Once we humans stopped attributing events and objects to the whimsical actions of deities, we asked ourselves two very important questions:  What do we know?  And how do we know it?  For those of you who have studied a bit of philosophy the statement I just made should make you think of Rene Descartes and David Hume.  Which gives us the argument of:  “I think therefore I am” and “No, you think therefore thinking is.”  I am sure many of you are now thinking that while such arguments are good intellectual exercises, the question of whether you can prove your own existence has little importance in the real world.  Ah, but what if “I think therefore I am” is just the beginning of an argument for the existence of God?  Those of you who have studied philosophy know that that is what Mr. Descartes and others were arguing and Mr. Hume was refuting.   The point is that Mr. Descartes’ argument, “I think therefore I am,” replaced, “I believe therefore God is,” at least in the mind of Mr. Descartes and his followers.  In other words, the question of whether there is a God was treated by Messrs.
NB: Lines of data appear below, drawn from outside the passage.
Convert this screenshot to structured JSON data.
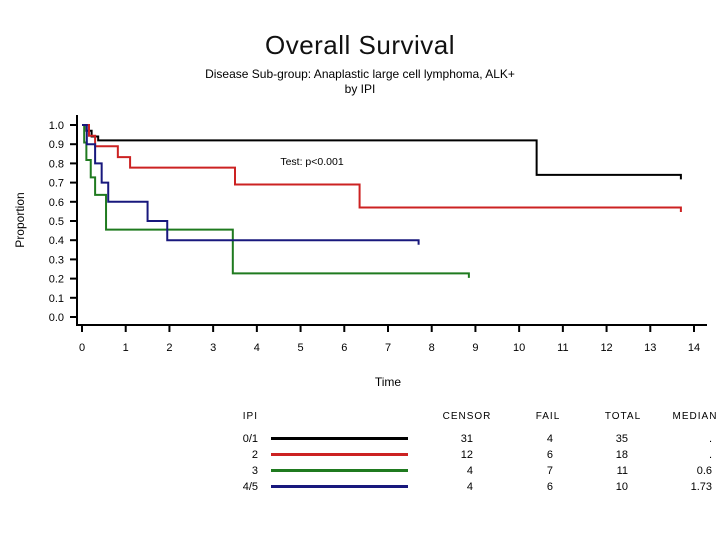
{
  "title": "Overall Survival",
  "subtitle_line1": "Disease Sub-group: Anaplastic large cell lymphoma, ALK+",
  "subtitle_line2": "by IPI",
  "chart_data": {
    "type": "line",
    "subtype": "kaplan-meier-step",
    "title": "Overall Survival",
    "xlabel": "Time",
    "ylabel": "Proportion",
    "xlim": [
      0,
      14
    ],
    "ylim": [
      0.0,
      1.0
    ],
    "grid": false,
    "legend_position": "table-below",
    "annotation": "Test: p<0.001",
    "x_ticks": [
      0,
      1,
      2,
      3,
      4,
      5,
      6,
      7,
      8,
      9,
      10,
      11,
      12,
      13,
      14
    ],
    "y_ticks": [
      [
        "1.0",
        1.0
      ],
      [
        "0.9",
        0.9
      ],
      [
        "0.8",
        0.8
      ],
      [
        "0.7",
        0.7
      ],
      [
        "0.6",
        0.6
      ],
      [
        "0.5",
        0.5
      ],
      [
        "0.4",
        0.4
      ],
      [
        "0.3",
        0.3
      ],
      [
        "0.2",
        0.2
      ],
      [
        "0.1",
        0.1
      ],
      [
        "0.0",
        0.0
      ]
    ],
    "series": [
      {
        "name": "IPI 0/1",
        "color": "#000000",
        "start": [
          0,
          1.0
        ],
        "steps": [
          [
            0.1,
            0.97
          ],
          [
            0.22,
            0.94
          ],
          [
            0.37,
            0.92
          ],
          [
            10.4,
            0.74
          ]
        ],
        "end": 13.7
      },
      {
        "name": "IPI 2",
        "color": "#cc2222",
        "start": [
          0,
          1.0
        ],
        "steps": [
          [
            0.16,
            0.944
          ],
          [
            0.3,
            0.889
          ],
          [
            0.82,
            0.833
          ],
          [
            1.1,
            0.778
          ],
          [
            3.5,
            0.69
          ],
          [
            6.35,
            0.57
          ]
        ],
        "end": 13.7
      },
      {
        "name": "IPI 3",
        "color": "#1f7a1f",
        "start": [
          0,
          1.0
        ],
        "steps": [
          [
            0.05,
            0.909
          ],
          [
            0.1,
            0.818
          ],
          [
            0.2,
            0.727
          ],
          [
            0.3,
            0.636
          ],
          [
            0.55,
            0.455
          ],
          [
            3.45,
            0.227
          ]
        ],
        "end": 8.85
      },
      {
        "name": "IPI 4/5",
        "color": "#18187d",
        "start": [
          0,
          1.0
        ],
        "steps": [
          [
            0.11,
            0.9
          ],
          [
            0.3,
            0.8
          ],
          [
            0.45,
            0.7
          ],
          [
            0.6,
            0.6
          ],
          [
            1.5,
            0.5
          ],
          [
            1.95,
            0.4
          ]
        ],
        "end": 7.7
      }
    ]
  },
  "legend_table": {
    "headers": [
      "IPI",
      "CENSOR",
      "FAIL",
      "TOTAL",
      "MEDIAN"
    ],
    "rows": [
      {
        "ipi": "0/1",
        "color": "#000000",
        "censor": "31",
        "fail": "4",
        "total": "35",
        "median": "."
      },
      {
        "ipi": "2",
        "color": "#cc2222",
        "censor": "12",
        "fail": "6",
        "total": "18",
        "median": "."
      },
      {
        "ipi": "3",
        "color": "#1f7a1f",
        "censor": "4",
        "fail": "7",
        "total": "11",
        "median": "0.6"
      },
      {
        "ipi": "4/5",
        "color": "#18187d",
        "censor": "4",
        "fail": "6",
        "total": "10",
        "median": "1.73"
      }
    ]
  }
}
Descartes and Hume as an intellectual argument rather than an emotional belief.

It is all right, you can safely un-pucker the sphincters now.  It is not my intention to make an argument for or against the existence of God.  Although it was religion that motivated many philosophers, what is really important about philosophy is the discipline.  First of all the terms used have to be defined and accepted for the sake of argument.  Then a starting point must be established and accepted for the sake of argument.  Without those two conditions no intellectual argument is possible; instead what you have are people shouting their beliefs or opinions at each other, which is something we do far too often.  So define your terms and describe your observations with enough detail and in a manner that will allow me to verify them.  It is after that verification that the argument really begins.
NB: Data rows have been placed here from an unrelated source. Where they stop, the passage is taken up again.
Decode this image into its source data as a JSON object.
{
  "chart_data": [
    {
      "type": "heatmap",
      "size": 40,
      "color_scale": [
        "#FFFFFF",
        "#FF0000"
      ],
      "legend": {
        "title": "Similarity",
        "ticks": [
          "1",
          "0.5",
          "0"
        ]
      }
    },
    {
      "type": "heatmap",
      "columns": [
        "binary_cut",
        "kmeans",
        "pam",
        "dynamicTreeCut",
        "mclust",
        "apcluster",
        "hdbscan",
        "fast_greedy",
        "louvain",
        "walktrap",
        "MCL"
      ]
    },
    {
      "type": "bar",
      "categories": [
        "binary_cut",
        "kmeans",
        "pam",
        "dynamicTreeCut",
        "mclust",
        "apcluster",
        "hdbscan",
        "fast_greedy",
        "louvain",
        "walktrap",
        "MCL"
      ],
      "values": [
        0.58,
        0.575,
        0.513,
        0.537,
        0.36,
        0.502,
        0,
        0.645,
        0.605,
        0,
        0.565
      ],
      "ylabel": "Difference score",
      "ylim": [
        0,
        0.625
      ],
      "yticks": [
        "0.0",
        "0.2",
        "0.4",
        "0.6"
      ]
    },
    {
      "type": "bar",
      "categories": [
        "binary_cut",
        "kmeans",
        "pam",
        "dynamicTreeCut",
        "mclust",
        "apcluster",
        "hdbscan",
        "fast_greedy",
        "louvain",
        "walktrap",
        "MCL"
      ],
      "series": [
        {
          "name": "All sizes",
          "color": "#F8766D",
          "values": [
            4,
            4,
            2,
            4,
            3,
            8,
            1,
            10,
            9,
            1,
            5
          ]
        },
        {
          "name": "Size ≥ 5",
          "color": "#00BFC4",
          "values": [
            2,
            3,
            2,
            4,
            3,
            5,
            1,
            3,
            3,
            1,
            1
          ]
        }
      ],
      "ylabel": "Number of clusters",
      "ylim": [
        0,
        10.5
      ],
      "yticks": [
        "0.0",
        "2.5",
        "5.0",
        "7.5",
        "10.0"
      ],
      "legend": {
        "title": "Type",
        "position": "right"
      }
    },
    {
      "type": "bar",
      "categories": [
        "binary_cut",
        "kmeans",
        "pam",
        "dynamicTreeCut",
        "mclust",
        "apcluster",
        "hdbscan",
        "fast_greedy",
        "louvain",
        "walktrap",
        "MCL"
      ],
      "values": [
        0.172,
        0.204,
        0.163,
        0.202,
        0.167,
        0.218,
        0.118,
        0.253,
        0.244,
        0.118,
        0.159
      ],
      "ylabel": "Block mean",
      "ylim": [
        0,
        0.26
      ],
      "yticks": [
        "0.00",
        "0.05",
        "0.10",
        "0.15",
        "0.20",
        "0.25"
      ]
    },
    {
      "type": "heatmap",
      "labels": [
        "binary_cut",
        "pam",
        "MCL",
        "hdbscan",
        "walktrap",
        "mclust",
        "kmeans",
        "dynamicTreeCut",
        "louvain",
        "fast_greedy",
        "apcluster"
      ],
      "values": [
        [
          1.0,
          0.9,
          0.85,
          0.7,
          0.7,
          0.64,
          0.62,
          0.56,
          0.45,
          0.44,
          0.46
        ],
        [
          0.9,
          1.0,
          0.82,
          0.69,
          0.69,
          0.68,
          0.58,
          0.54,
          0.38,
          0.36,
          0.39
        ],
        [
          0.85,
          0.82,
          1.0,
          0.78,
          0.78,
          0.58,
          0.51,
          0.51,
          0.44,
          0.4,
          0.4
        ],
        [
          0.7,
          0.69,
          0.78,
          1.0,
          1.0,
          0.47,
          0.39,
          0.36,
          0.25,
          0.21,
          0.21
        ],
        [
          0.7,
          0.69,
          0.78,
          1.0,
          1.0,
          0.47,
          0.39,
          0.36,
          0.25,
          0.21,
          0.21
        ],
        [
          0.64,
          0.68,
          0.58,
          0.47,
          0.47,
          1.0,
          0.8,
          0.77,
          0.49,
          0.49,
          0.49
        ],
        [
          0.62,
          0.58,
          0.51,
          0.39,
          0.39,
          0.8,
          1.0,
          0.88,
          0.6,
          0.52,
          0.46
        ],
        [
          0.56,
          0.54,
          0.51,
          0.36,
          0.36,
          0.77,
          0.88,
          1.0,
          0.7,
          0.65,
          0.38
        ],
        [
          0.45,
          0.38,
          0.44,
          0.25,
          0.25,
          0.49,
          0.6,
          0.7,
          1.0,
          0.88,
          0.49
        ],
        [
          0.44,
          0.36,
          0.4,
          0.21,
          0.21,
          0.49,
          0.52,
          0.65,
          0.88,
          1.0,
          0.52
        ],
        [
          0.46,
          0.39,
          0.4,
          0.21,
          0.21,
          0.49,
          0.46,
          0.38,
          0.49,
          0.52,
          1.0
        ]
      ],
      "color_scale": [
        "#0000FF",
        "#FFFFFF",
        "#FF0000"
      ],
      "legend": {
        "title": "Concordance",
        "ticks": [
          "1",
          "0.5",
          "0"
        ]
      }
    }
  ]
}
This brings me to the subject of science.  Science is a method rather than a belief.  No one can physically examine a world view based on faith rather than observation, and it is in our understanding of the physical world, gained from observation and experimentation, that we have made so much progress.   If our observations reveal flaws in a prevalent theory, and another theory will allow us to predict the phenomenon with greater accuracy a good scientist will always embrace the newer theory.  I will grant you that this fluidity of thought means there are few certainties, but that does not justify excommunicating Galileo.   Faith is faith and science is science and never the twain shall meet.  You can have both, but you have to keep them in separate compartments or they will abuse each other.  People who cannot achieve that separation invariably wind up rejecting either science or God.  If I had to make the choice I would keep science. There has to be a reason for our big brains - survival, free will, whatever - form your own theory; we will let you change it when there is more evidence.

I think people who reject this world have rejected the big brain as well, but that is their problem.  There is no reason for me to worry about it unless…  Oh shit!  They actually want to excommunicate scientists, and they want to make this world miserable enough so we will also be tempted to reject it!